When it comes to FD-SOI and physical verification, including DFM, fill, circuit verification perspective — it really looks like another PDK, another set of decks, he said. “Those decks are really not that different from a traditional CMOS. The front end is going to be slightly different. You’re going to have different models so the parasitic extraction and SPICE is going to be unique, but the rest of your process as far as how you’re running the tools, how you’re debugging your design, doesn’t really feel that different.”

He also noted that one big concern has been whether there will be access available to the IP from suppliers supporting an FD-SOI process to allow design teams to build chips. “I heard lots of angst at least a couple of years ago about that. My perception is that’s improving and I’m sure Samsung is trying to make sure they’ve got a competitive IP offering in place to make FD-SOI interesting. There is certainly lots of discussion about making sure that it is available.”

Along these lines, another concern is whether there will be access to existing third party IP that can be integrated into a design targeted at FD-SOI, White said. “How do I have to re-factor the IP that I made for maybe some previous sister design on bulk CMOS? How am I going to have to re-factor that to now work with FD-SOI.”

In addition to issues around IP, there will be some optimized extraction required to address RF-SOI processes, which will be discussed during an upcoming session in Mentor Graphics’ booth at DAC.

The differences between bulk CMOS 28nm and FD-SOI are much smaller than 28nm bulk CMOS to 20 or 16 or 14nm bulk CMOS. “So if I’m a company super interested in low power, maybe not necessarily needing to do the jump to 16 or 14, the level of effort for me to get better power out of FD-SOI is going to be quite a bit smaller than jumping to 16 or 14. The number of design rules, the complexity of the design rules, making that lateral jump, is basically the same order of magnitude. You’re not having significantly more complex DRC and so on. Making that jump from 28 to 16/14 [in CMOS], you’re looking at on the order of 25% to 30% more design rules, 25% to 30% more operations for each design rule. There are more design rules, they are much more complex design rules, and you’re now jumping into the world where you need to start designing and dealing with Double Patterning. Many, many companies have now been successful in doing so, but it takes work. It takes resources to think about it. You need training from people who understand the world of double patterning, so there’s an energy barrier. You need to spend resources and money to be successful at 16 or 14, and less to do this lateral jump from 28 bulk to 28 FD-SOI.”
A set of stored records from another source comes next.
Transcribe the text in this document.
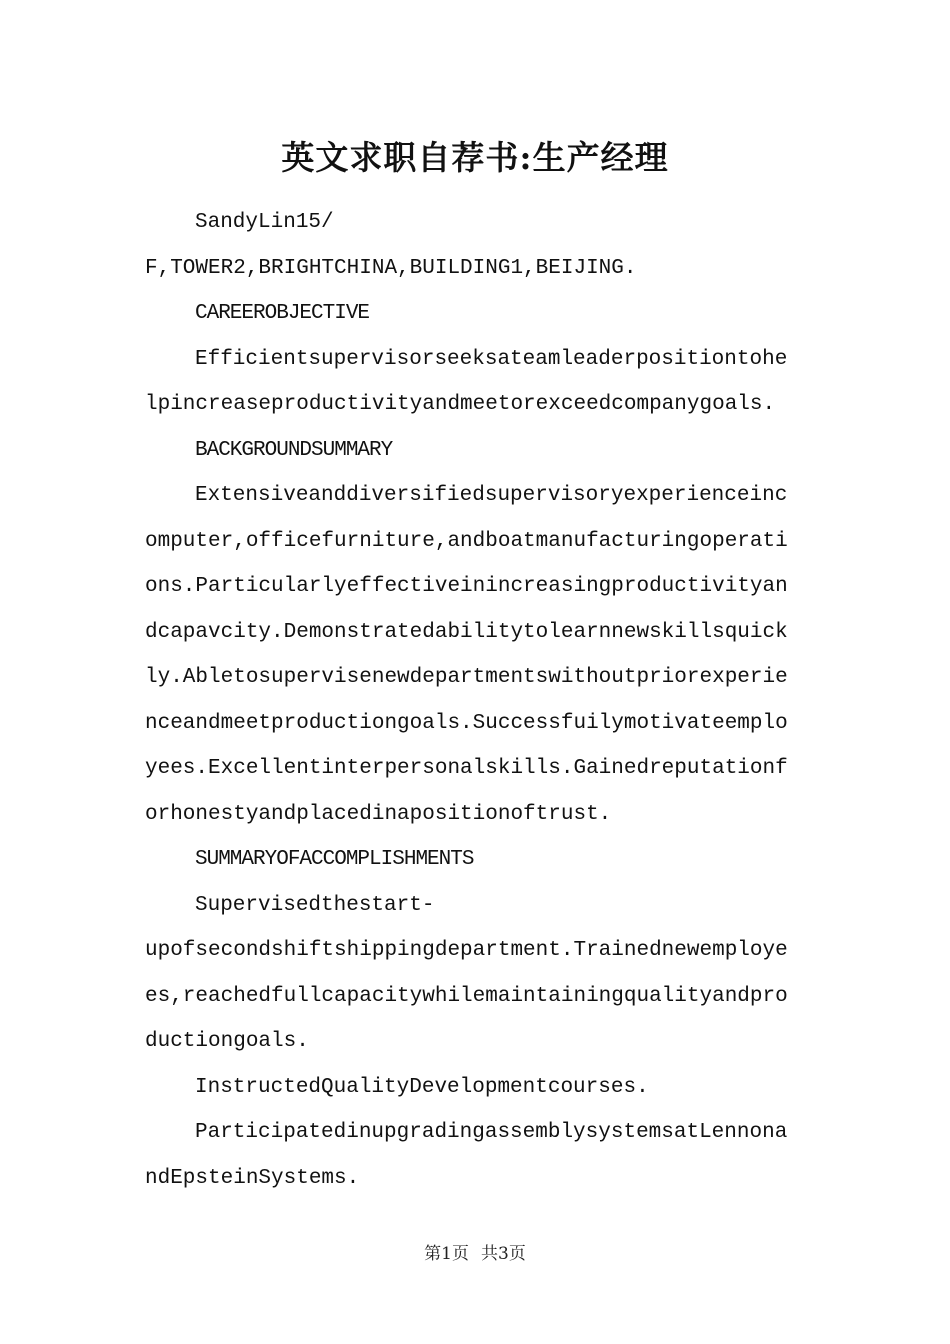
英文求职自荐书:生产经理

SandyLin15/

F,TOWER2,BRIGHTCHINA,BUILDING1,BEIJING.

CAREEROBJECTIVE

Efficientsupervisorseeksateamleaderpositiontohelpincreaseproductivityandmeetorexceedcompanygoals.

BACKGROUNDSUMMARY

Extensiveanddiversifiedsupervisoryexperienceincomputer,officefurniture,andboatmanufacturingoperations.Particularlyeffectiveinincreasingproductivityandcapavcity.Demonstratedabilitytolearnnewskillsquickly.Abletosupervisenewdepartmentswithoutpriorexperienceandmeetproductiongoals.Successfuilymotivateemployees.Excellentinterpersonalskills.Gainedreputationforhonestyandplacedinapositionoftrust.

SUMMARYOFACCOMPLISHMENTS

Supervisedthestart-

upofsecondshiftshippingdepartment.Trainednewemployees,reachedfullcapacitywhilemaintainingqualityandproductiongoals.

InstructedQualityDevelopmentcourses.

ParticipatedinupgradingassemblysystemsatLennonandEpsteinSystems.

第1页 共3页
The tools are there, the third party IP is coming along, and the manufacturing technology is ramping. While Samsung is only willing to talk about a couple of designs for FD-SOI being taped out by STMicroelectronics, it’s only a matter of time before other design teams from Freescale, Synapse Design, VeriSilicon — which all have publicly stated their support for the technology — also have stories from the trenches to share.